Du tribunal à l’insertion. Des jeunes pris en charge par la Protection judiciaire de la jeunesse, ont mis à l’eau le voilier qu’ils ont construit. Peut-être un nouveau départ dans la vie.
Christiane Taubira, la garde des Sceaux, avait visité le petit chantier naval sur Petite Terre, le 13 octobre dernier. Sans nul doute, elle sera ravie d’apprendre que le bateau qui n’était alors qu’une simple coque a été mis à l’eau hier mercredi. Les mineurs pris en charge à Dzaoudzi par la PJJ, la Protection judiciaire de la jeunesse, sont venus à bout de leur ambition : concevoir, fabriquer et faire voguer un «multi mono », un voilier école de 7,5 mètres.

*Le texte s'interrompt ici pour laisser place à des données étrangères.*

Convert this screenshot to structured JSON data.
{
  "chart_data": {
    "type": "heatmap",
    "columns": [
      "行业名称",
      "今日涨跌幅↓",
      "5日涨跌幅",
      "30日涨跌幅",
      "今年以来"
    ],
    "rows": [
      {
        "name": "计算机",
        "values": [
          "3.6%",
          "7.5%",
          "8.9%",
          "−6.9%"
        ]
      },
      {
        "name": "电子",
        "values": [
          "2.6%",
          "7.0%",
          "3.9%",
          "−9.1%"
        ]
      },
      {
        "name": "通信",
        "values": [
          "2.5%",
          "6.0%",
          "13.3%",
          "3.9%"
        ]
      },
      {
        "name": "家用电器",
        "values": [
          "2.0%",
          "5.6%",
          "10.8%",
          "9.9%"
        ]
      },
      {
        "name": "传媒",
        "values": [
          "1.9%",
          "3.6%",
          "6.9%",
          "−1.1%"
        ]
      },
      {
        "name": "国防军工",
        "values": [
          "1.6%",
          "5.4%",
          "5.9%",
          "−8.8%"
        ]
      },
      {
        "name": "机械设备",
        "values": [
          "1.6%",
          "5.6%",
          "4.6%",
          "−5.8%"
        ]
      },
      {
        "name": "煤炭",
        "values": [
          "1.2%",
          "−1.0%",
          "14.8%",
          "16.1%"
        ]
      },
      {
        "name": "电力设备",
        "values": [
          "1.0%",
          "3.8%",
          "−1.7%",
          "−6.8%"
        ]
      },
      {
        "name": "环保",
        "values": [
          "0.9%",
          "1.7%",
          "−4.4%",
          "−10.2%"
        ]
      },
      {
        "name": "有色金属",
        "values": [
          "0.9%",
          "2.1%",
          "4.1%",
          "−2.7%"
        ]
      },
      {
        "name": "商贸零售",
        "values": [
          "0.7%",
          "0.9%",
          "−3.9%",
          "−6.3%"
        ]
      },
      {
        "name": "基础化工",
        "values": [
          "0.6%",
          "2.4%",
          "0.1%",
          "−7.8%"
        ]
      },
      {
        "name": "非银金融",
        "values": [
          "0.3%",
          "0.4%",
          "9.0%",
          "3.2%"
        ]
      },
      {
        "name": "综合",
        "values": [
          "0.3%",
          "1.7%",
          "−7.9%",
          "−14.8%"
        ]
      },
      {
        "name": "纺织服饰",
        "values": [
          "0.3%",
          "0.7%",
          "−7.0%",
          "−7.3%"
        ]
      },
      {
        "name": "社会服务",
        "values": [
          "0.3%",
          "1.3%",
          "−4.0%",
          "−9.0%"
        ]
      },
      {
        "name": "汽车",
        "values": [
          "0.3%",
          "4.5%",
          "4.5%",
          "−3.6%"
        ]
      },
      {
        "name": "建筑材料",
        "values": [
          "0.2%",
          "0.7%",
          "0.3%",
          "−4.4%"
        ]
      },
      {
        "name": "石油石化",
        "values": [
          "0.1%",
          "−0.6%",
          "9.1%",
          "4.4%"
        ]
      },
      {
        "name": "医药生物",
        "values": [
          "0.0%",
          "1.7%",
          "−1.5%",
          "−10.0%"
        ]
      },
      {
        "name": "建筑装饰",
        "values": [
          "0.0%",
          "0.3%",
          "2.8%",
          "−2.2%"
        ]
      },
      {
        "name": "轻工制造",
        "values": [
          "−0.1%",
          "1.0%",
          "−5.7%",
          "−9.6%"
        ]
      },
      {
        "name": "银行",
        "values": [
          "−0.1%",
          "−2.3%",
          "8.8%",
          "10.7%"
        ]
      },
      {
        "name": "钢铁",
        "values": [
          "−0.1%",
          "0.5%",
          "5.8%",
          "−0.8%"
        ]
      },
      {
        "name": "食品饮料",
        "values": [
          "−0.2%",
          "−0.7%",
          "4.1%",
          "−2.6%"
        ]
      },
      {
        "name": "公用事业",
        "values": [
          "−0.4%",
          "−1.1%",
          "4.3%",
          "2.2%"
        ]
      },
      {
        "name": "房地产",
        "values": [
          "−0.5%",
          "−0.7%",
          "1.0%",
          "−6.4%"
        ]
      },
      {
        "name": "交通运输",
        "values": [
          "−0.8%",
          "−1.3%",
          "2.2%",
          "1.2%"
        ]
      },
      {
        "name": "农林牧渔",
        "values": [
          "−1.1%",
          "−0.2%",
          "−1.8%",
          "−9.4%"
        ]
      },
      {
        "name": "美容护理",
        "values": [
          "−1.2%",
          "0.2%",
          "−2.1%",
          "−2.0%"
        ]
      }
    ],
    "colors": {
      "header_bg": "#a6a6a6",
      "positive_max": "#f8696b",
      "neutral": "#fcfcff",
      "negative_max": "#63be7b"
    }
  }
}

«Ce qui est agréable avec les ados, quand ça ne va pas, on le sent tout de suite. Et je peux vous dire qu’ils étaient fiers», confie Hélène Nicolas, responsable de la PJJ à Mayotte.
L’atelier a ouvert ses portes en septembre 2012 avec l’achat par l’ACHM (association des croiseurs hauturiers de Mayotte) du kit bateau grâce à une subvention de la politique de la ville. Pour les jeunes intégrés à l’unité éducative d’activité de jour (UEAJ), il faut tout apprendre, des métiers du bâtiment (maçonnerie, électricité, plomberie, peinture…) à la mécanique (entretien, outillage, moteurs marins…) en passant par les métiers de la mer et de l’environnement (déchets, recyclage, professions embarquées…).
Retrouver l’estime de soi
Les objectifs visés sont évidemment bien plus larges que ces acquisitions déjà importantes. Dans ce projet, ils se retrouvent autour d’un but commun concret, ils doivent respecter les règles, les lieux et les personnes et ils peuvent, enfin, commencer à restaurer l’estime d’eux-mêmes.
Ce chantier est aussi une préparation pour un retour dans les dispositifs de droit commun dont ils étaient jusqu’à présent exclus, aussi bien les missions locales, les écoles et lycées professionnels, la recherche d’emploi.
Christiane Taubira avait parlé de ce projet* comme un exemple des réponses «diversifiées» à apporter à la dérive de la jeunesse, en alternative à l’incarcération ou dans le cadre d’un aménagement de peine.
Mieux qu’une peine, une véritable insertion
Cette insertion sociale, scolaire et professionnelle des mineurs est une des missions confiées à la PJJ. Dans le cadre des activités de jour, l’UEAJ de Mamoudzou développe depuis plusieurs années des activités de jour. «En plus du bateau, nous faisons de la scolarisation, de la lutte contre l’illettrisme avec une professeure des écoles mise à disposition, des ateliers d’horticulture et de mobilisation autour du BAFA. En 2014, nous avons 541 jeunes qui sont passés par la PJJ mais ce sont uniquement ceux qui ne sont pas scolarisés et qui sont sans projet d’insertion qui intégrent l’UEAJ», explique Hélène Nicolas.
Au total, une vingtaine d’adolescents ont été mobilisés pour la réhabilitation des locaux du chantier puis la construction du voilier et qu’ils ont baptisé «Jahazi ya leo» (le boutre moderne).
Un bateau pour de la prévention
Si la PJJ a offert à ces jeunes la possibilité de travailler sur un chantier grandeur nature, le partenariat avec l’ACHM permet à l’association de disposer d’un bateau conçu tout particulièrement pour l’apprentissage de la voile et les sorties pédagogiques. Il sera également mis à disposition des actions de prévention de la délinquance à Mayotte.
Et, bonne nouvelle, un deuxième bateau est déjà en chantier !
Après la mise à l’eau d’hier, pour ces jeunes constructeurs, il est temps de passer à l’étape suivante, la navigation sur le lagon comme dans la vie qu’on leur souhaite à l’abri de nouvelles tempêtes.
RR
Le Journal de Mayotte
*Un réseau de partenaires institutionnels, associatifs ou professionnels a soutenu le projet. Outre l’ACHM, on y trouve l’association de protection de la nature Oulanga na nyamba, l’école maritime de Petite Terre, Dago et Tama.